Fr. Fernand Cheri, O.F.M., newly appointed auxiliary bishop of New Orleans, speaks at a Jan. 12 press conference announcing his nomination. Credit: Frank Methe, Jr./Clarion Herald.

Fr. Fernand Joseph Cheri III, O.F.M., was appointed on Monday by Pope Francis as an auxiliary bishop of the Archdiocese of New Orleans, his hometown.

“I look forward to just, working with the people of New Orleans again,” Fr. Cheri said Jan. 12 at a press conference announcing his appointment.

“I never left New Orleans, it's always a part of me: wherever I go, I bring New Orleans, so it's gonna be great to be back in the city, and re-connect, re-invigorate, all the ways I grew up in the Church and was excited about everything I learned.”

At the same press conference, Archbishop Gregory Aymond of New Orleans welcomed Fr. Cheri and affirmed his great respect for the Franciscan priest, and his work in the African-American community. The archbishop then added jokingly, “Just to remind you, there's a lot of work to do.”

Fr. Cheri was born in 1952 in New Orleans, and attended St. John Vianney Preparatory Seminary there. He then attended St. Joseph Seminary College and Notre Dame Seminary, and was ordained a priest of the New Orleans archdiocese in 1978.

He then served in several parishes, and obtained a master's degree in theology from Xavier University's Institute for Black Catholic Studies.

As a priest of the Archdiocese of New Orleans, Fr.

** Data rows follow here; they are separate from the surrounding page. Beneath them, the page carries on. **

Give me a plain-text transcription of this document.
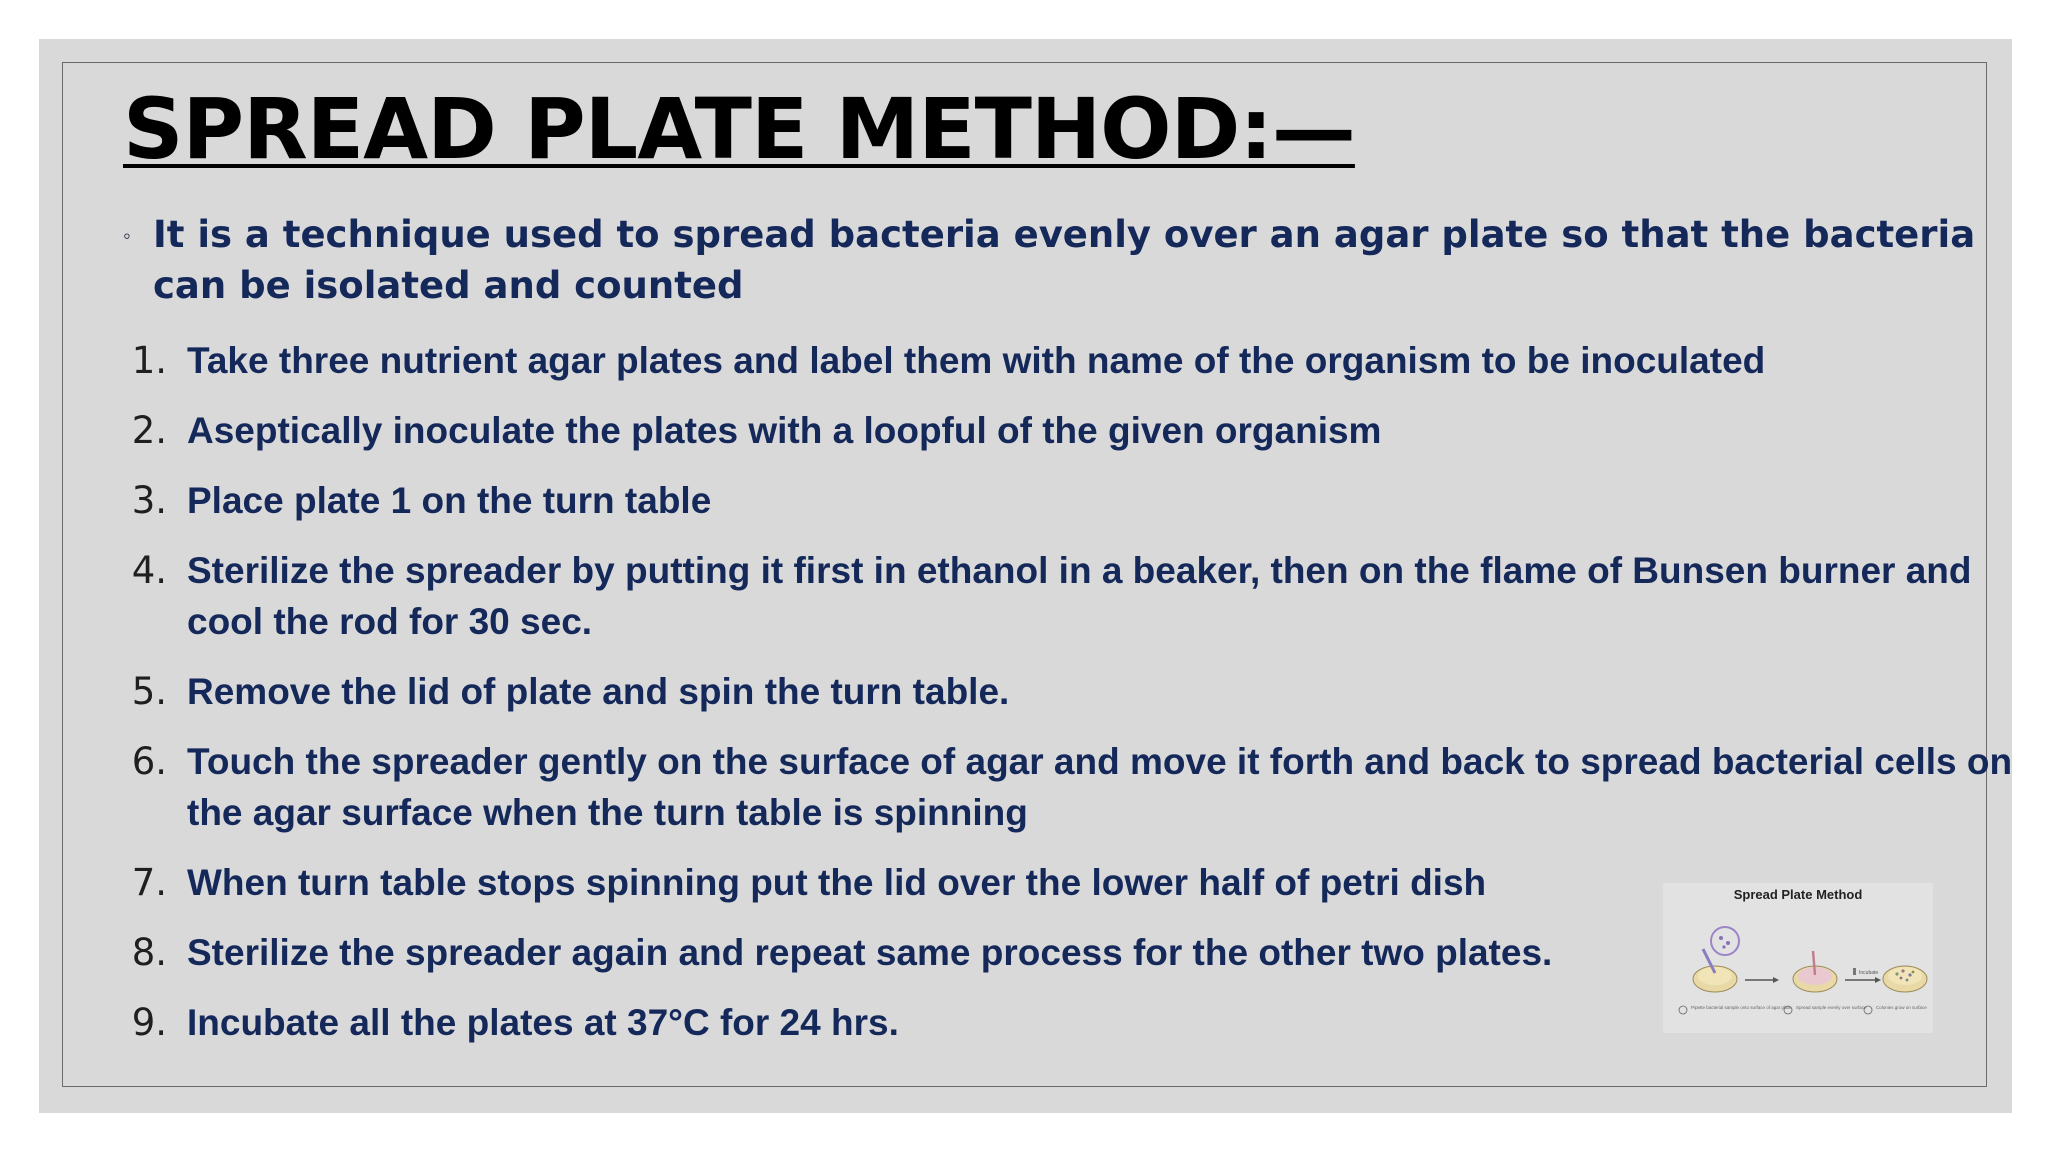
SPREAD PLATE METHOD:—
◦ It is a technique used to spread bacteria evenly over an agar plate so that the bacteria can be isolated and counted
1. Take three nutrient agar plates and label them with name of the organism to be inoculated
2. Aseptically inoculate the plates with a loopful of the given organism
3. Place plate 1 on the turn table
4. Sterilize the spreader by putting it first in ethanol in a beaker, then on the flame of Bunsen burner and cool the rod for 30 sec.
5. Remove the lid of plate and spin the turn table.
6. Touch the spreader gently on the surface of agar and move it forth and back to spread bacterial cells on the agar surface when the turn table is spinning
7. When turn table stops spinning put the lid over the lower half of petri dish
8. Sterilize the spreader again and repeat same process for the other two plates.
9. Incubate all the plates at 37°C for 24 hrs.
Spread Plate Method
Incubate
Pipette bacterial sample onto surface of agar plate Spread sample evenly over surface Colonies grow on surface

Cheri worked a lot with the black community, and he said at his press conference, “a lot of my support back then was from religious communities.”

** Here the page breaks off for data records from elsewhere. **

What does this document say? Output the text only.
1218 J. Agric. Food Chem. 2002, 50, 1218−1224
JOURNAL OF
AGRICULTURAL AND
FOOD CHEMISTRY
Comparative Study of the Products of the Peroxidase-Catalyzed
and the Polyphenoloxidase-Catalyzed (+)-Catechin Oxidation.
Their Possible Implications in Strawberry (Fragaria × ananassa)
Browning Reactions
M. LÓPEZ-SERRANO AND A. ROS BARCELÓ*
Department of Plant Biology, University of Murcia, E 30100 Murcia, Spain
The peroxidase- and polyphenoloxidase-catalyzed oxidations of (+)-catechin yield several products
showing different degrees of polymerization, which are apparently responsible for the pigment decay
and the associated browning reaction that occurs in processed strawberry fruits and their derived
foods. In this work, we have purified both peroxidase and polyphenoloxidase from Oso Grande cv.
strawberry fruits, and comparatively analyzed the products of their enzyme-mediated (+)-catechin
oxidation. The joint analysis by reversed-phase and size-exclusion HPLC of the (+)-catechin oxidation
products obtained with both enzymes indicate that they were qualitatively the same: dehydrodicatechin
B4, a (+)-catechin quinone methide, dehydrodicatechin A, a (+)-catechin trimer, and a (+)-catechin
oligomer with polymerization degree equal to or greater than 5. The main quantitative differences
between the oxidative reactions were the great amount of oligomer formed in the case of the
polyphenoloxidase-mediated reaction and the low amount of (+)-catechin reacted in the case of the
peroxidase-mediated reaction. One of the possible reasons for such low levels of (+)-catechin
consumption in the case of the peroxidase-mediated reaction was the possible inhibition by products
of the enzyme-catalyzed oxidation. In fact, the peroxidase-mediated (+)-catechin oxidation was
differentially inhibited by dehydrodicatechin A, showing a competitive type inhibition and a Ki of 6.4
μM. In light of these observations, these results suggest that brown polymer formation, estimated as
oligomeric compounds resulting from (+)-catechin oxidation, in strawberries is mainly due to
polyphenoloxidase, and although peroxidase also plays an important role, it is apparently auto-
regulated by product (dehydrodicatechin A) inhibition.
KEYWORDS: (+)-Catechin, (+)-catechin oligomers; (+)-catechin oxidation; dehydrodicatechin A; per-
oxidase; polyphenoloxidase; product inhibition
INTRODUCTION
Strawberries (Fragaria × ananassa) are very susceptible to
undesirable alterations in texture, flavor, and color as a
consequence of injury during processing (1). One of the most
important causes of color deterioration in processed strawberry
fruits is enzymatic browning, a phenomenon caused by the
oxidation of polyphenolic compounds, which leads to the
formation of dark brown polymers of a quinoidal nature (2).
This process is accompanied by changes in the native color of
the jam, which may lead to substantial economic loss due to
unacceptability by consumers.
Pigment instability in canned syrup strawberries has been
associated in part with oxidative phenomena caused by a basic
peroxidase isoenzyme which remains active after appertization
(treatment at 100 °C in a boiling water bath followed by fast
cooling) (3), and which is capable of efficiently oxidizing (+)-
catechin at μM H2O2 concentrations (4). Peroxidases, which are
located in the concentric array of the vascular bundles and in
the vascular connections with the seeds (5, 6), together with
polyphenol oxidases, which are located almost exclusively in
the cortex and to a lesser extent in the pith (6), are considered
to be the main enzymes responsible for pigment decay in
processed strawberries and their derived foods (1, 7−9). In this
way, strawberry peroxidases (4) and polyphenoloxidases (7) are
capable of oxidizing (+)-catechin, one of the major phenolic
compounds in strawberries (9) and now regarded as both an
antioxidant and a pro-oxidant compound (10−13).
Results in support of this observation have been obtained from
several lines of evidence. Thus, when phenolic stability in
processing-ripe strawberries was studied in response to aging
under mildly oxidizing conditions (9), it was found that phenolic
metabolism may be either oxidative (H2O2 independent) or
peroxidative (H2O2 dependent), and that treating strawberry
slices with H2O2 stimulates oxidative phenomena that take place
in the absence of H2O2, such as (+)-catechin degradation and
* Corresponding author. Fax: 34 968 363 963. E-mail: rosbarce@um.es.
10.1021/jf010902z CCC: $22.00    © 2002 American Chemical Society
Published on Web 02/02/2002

He therefore entered the novitiate of the Order of Friars Minor in 1992, and professed solemn vows in the order in 1996.

As a Franciscan, he has served as a chaplain and teacher and high schools; director of the Office of Friar Life; vocation minister; and university chaplain.

He has written several articles and books on Black Catholic liturgy, and is nationally renowned as an archivist of Black religious music, according to the New Orleans archdiocese.

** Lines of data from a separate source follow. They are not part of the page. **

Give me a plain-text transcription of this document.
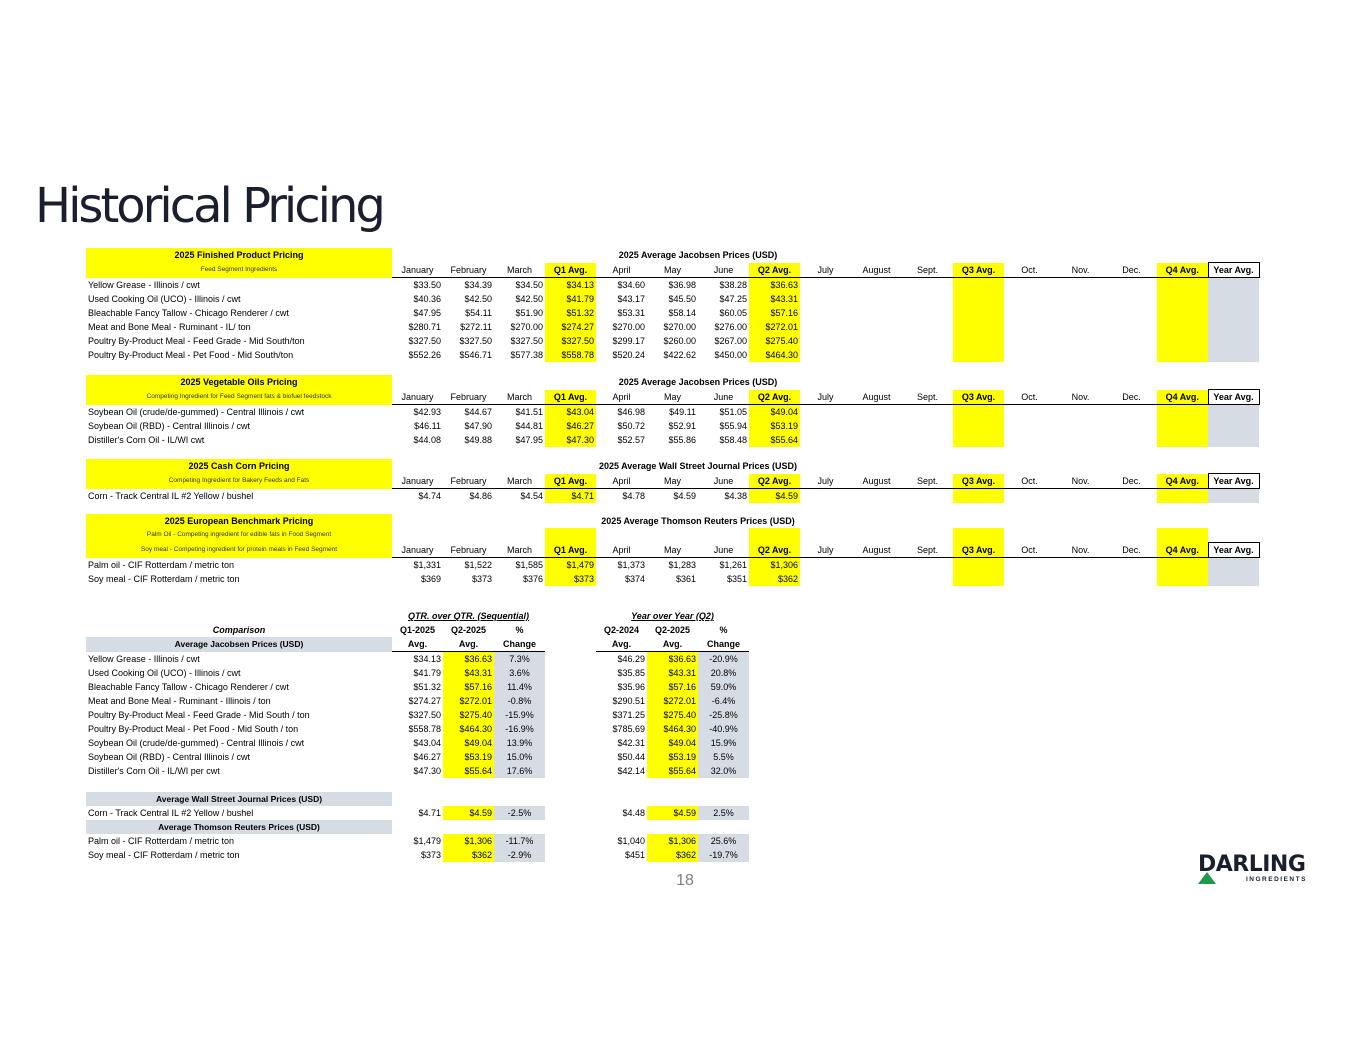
Historical Pricing
2025 Finished Product Pricing				2025 Average Jacobsen Prices (USD)													
Feed Segment Ingredients	January	February	March	Q1 Avg.	April	May	June	Q2 Avg.	July	August	Sept.	Q3 Avg.	Oct.	Nov.	Dec.	Q4 Avg.	Year Avg.
Yellow Grease - Illinois / cwt	$33.50	$34.39	$34.50	$34.13	$34.60	$36.98	$38.28	$36.63									
Used Cooking Oil (UCO) - Illinois / cwt	$40.36	$42.50	$42.50	$41.79	$43.17	$45.50	$47.25	$43.31									
Bleachable Fancy Tallow - Chicago Renderer / cwt	$47.95	$54.11	$51.90	$51.32	$53.31	$58.14	$60.05	$57.16									
Meat and Bone Meal - Ruminant - IL/ ton	$280.71	$272.11	$270.00	$274.27	$270.00	$270.00	$276.00	$272.01									
Poultry By-Product Meal - Feed Grade - Mid South/ton	$327.50	$327.50	$327.50	$327.50	$299.17	$260.00	$267.00	$275.40									
Poultry By-Product Meal - Pet Food - Mid South/ton	$552.26	$546.71	$577.38	$558.78	$520.24	$422.62	$450.00	$464.30									
2025 Vegetable Oils Pricing				2025 Average Jacobsen Prices (USD)													
Competing Ingredient for Feed Segment fats & biofuel feedstock	January	February	March	Q1 Avg.	April	May	June	Q2 Avg.	July	August	Sept.	Q3 Avg.	Oct.	Nov.	Dec.	Q4 Avg.	Year Avg.
Soybean Oil (crude/de-gummed) - Central Illinois / cwt	$42.93	$44.67	$41.51	$43.04	$46.98	$49.11	$51.05	$49.04									
Soybean Oil (RBD) - Central Illinois / cwt	$46.11	$47.90	$44.81	$46.27	$50.72	$52.91	$55.94	$53.19									
Distiller's Corn Oil - IL/WI cwt	$44.08	$49.88	$47.95	$47.30	$52.57	$55.86	$58.48	$55.64									
2025 Cash Corn Pricing				2025 Average Wall Street Journal Prices (USD)													
Competing Ingredient for Bakery Feeds and Fats	January	February	March	Q1 Avg.	April	May	June	Q2 Avg.	July	August	Sept.	Q3 Avg.	Oct.	Nov.	Dec.	Q4 Avg.	Year Avg.
Corn - Track Central IL #2 Yellow / bushel	$4.74	$4.86	$4.54	$4.71	$4.78	$4.59	$4.38	$4.59									
2025 European Benchmark Pricing				2025 Average Thomson Reuters Prices (USD)													
Palm Oil - Competing ingredient for edible fats in Food Segment																	
Soy meal - Competing ingredient for protein meals in Feed Segment	January	February	March	Q1 Avg.	April	May	June	Q2 Avg.	July	August	Sept.	Q3 Avg.	Oct.	Nov.	Dec.	Q4 Avg.	Year Avg.
Palm oil - CIF Rotterdam / metric ton	$1,331	$1,522	$1,585	$1,479	$1,373	$1,283	$1,261	$1,306									
Soy meal - CIF Rotterdam / metric ton	$369	$373	$376	$373	$374	$361	$351	$362									
	QTR. over QTR. (Sequential)				Year over Year (Q2)		
Comparison	Q1-2025	Q2-2025	%		Q2-2024	Q2-2025	%
Average Jacobsen Prices (USD)	Avg.	Avg.	Change		Avg.	Avg.	Change
Yellow Grease - Illinois / cwt	$34.13	$36.63	7.3%		$46.29	$36.63	-20.9%
Used Cooking Oil (UCO) - Illinois / cwt	$41.79	$43.31	3.6%		$35.85	$43.31	20.8%
Bleachable Fancy Tallow - Chicago Renderer / cwt	$51.32	$57.16	11.4%		$35.96	$57.16	59.0%
Meat and Bone Meal - Ruminant - Illinois / ton	$274.27	$272.01	-0.8%		$290.51	$272.01	-6.4%
Poultry By-Product Meal - Feed Grade - Mid South / ton	$327.50	$275.40	-15.9%		$371.25	$275.40	-25.8%
Poultry By-Product Meal - Pet Food - Mid South / ton	$558.78	$464.30	-16.9%		$785.69	$464.30	-40.9%
Soybean Oil (crude/de-gummed) - Central Illinois / cwt	$43.04	$49.04	13.9%		$42.31	$49.04	15.9%
Soybean Oil (RBD) - Central Illinois / cwt	$46.27	$53.19	15.0%		$50.44	$53.19	5.5%
Distiller's Corn Oil - IL/WI per cwt	$47.30	$55.64	17.6%		$42.14	$55.64	32.0%

Average Wall Street Journal Prices (USD)							
Corn - Track Central IL #2 Yellow / bushel	$4.71	$4.59	-2.5%		$4.48	$4.59	2.5%
Average Thomson Reuters Prices (USD)							
Palm oil - CIF Rotterdam / metric ton	$1,479	$1,306	-11.7%		$1,040	$1,306	25.6%
Soy meal - CIF Rotterdam / metric ton	$373	$362	-2.9%		$451	$362	-19.7%
18
DARLING
INGREDIENTS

At the time of his episcopal appointment, he was serving as director of campus ministry at Quincy University. He noted that while at Quincy University in the wake of Hurricane Katrina, he has made a point of bringing students to New Orleans for mission work annually; “as someone who loves the city, it was very difficult,” he said, to see the loss of lives and homes in the storm.

His episcopal consecration will take place at New Orleans' St. Louis Cathedral on March 23.